The so-called distributed denial of service (DDoS) attack — which throttled Ukrainian websites with phony traffic — was coordinated and well-planned, officials said. DDoS attacks often disrupt access to IT systems, but their impact can be more psychological than having any direct effect on a country’s critical infrastructure.

While down for parts of Tuesday, the websites of Ukraine’s Ministry of Defense and Armed Forces, and those of two prominent banks, were back up Wednesday, according to CNN journalists in Ukraine. The DDoS attack, however, is still ongoing, Ukrainian officials said.

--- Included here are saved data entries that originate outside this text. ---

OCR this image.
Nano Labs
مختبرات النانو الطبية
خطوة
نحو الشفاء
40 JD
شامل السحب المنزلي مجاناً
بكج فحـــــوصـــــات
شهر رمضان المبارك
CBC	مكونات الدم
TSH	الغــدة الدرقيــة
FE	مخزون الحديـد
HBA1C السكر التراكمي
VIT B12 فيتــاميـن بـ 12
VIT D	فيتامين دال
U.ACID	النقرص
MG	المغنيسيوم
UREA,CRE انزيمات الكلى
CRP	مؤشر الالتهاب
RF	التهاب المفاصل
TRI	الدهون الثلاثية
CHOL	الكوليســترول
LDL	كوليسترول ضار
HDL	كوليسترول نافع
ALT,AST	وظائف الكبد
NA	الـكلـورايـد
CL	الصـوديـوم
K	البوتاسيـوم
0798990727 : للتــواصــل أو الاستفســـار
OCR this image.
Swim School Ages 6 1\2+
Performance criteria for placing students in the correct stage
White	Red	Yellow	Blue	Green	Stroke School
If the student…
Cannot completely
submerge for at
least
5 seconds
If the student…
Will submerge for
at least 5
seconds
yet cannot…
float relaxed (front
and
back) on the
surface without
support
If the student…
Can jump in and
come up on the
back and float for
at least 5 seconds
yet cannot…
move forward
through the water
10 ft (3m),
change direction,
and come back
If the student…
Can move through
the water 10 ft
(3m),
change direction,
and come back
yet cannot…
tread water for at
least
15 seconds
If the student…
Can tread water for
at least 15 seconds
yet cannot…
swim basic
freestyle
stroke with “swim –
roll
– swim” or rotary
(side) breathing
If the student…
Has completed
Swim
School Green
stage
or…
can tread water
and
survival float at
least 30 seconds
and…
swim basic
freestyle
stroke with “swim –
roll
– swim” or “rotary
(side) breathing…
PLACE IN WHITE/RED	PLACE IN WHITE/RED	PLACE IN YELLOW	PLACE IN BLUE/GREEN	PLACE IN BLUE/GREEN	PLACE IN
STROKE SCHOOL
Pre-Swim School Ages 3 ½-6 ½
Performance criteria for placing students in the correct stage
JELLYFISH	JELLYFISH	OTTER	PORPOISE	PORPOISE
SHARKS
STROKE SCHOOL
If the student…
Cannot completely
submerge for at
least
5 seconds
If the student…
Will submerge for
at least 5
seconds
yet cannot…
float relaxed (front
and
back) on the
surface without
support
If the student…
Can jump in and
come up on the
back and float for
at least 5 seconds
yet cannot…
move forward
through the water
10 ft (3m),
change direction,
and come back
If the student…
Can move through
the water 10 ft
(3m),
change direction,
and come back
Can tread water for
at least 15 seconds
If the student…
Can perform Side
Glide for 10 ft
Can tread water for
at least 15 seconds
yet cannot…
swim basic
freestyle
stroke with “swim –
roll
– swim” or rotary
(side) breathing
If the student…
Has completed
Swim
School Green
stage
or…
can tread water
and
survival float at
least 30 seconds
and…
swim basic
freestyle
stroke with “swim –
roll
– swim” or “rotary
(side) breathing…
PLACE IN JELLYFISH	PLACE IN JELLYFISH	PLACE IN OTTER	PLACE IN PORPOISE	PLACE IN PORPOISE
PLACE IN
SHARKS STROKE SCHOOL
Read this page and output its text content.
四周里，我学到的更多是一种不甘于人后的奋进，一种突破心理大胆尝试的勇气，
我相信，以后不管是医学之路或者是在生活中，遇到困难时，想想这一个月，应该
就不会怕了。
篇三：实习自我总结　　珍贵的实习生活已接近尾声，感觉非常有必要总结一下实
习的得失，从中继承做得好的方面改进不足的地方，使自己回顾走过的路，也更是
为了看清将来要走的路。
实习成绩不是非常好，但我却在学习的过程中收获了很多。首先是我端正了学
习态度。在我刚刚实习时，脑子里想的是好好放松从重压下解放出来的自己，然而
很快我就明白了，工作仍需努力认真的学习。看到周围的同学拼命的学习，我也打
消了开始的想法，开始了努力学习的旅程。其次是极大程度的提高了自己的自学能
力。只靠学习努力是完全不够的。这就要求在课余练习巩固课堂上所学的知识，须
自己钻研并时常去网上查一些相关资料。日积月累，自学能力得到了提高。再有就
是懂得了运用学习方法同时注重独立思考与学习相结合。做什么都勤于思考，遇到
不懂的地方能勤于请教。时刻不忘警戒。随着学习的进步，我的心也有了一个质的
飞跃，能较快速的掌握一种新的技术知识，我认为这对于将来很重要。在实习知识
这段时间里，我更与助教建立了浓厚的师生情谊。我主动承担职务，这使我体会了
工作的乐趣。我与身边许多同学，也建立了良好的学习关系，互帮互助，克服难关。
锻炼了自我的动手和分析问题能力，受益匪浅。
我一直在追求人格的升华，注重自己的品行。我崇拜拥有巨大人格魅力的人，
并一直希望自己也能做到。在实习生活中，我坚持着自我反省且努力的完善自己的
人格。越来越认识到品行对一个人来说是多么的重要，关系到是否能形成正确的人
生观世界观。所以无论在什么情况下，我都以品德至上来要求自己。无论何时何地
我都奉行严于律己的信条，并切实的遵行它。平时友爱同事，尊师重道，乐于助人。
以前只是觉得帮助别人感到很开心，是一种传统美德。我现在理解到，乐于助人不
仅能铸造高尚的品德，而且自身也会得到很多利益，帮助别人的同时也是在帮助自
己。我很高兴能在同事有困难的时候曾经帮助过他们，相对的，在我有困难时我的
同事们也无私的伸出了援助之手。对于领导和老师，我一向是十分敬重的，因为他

The incident comes as Russia has massed an estimated 150,000 troops close to Ukraine's border, according to US President Biden, and as US officials warn that a fresh Russian invasion could come at any time. Russia has denied it is planning to invade Ukraine.

The US government is investigating the cyberattack on Ukrainian websites, a top State Department official said Wednesday, while suggesting that Russia has a history of carrying out such hacks.

“But who is best at this, who uses this weapon all around the world? Obviously, the Kremlin,” Under Secretary for Political Affairs Victoria Nuland said on "CBS Mornings."

“While we're still investigating and doing forensics along with the Ukrainians, I think what's most important is that these cyberattacks were not very successful,” Nuland said.

She credited Ukrainian officials for responding quickly and helping the websites recover.

Internet traffic hitting Ukrainian websites during the DDoS attack was “three orders of magnitude more than regularly observed traffic,” according to data collected by cybersecurity firm CrowdStrike.

Ninety-nine percent of the traffic involved a type of digital request to computer servers, “indicating the attackers were attempting to overwhelm Ukrainian servers,” said Adam Meyers, cybersecurity technology company CrowdStrike’s senior vice president of intelligence.

A Ukrainian intelligence report recently obtained by CNN pointed to Russia’s effort to destabilize “Ukraine's internal situation by using economic, energy, information, cyber, social, ethnic, and other tools.”

Ukraine has assessed that Russia and Belarus were responsible for a separate cyberattack that hit government websites last month. “As a result of a massive hacker attack on the night of January 14, 2022, the web pages of the Government of Ukraine” were shut down. The attacks were carried out by a group affiliated with the Russian and Belarusian special services,” the Ukrainian intelligence report said.

Similarities in the infrastructure used in Tuesday’s DDoS attack and the one last month suggest the incidents could be connected, Ukrainian officials said Wednesday.

CNN's Jennifer Hansler and Kylie Atwood contributed reporting to this post.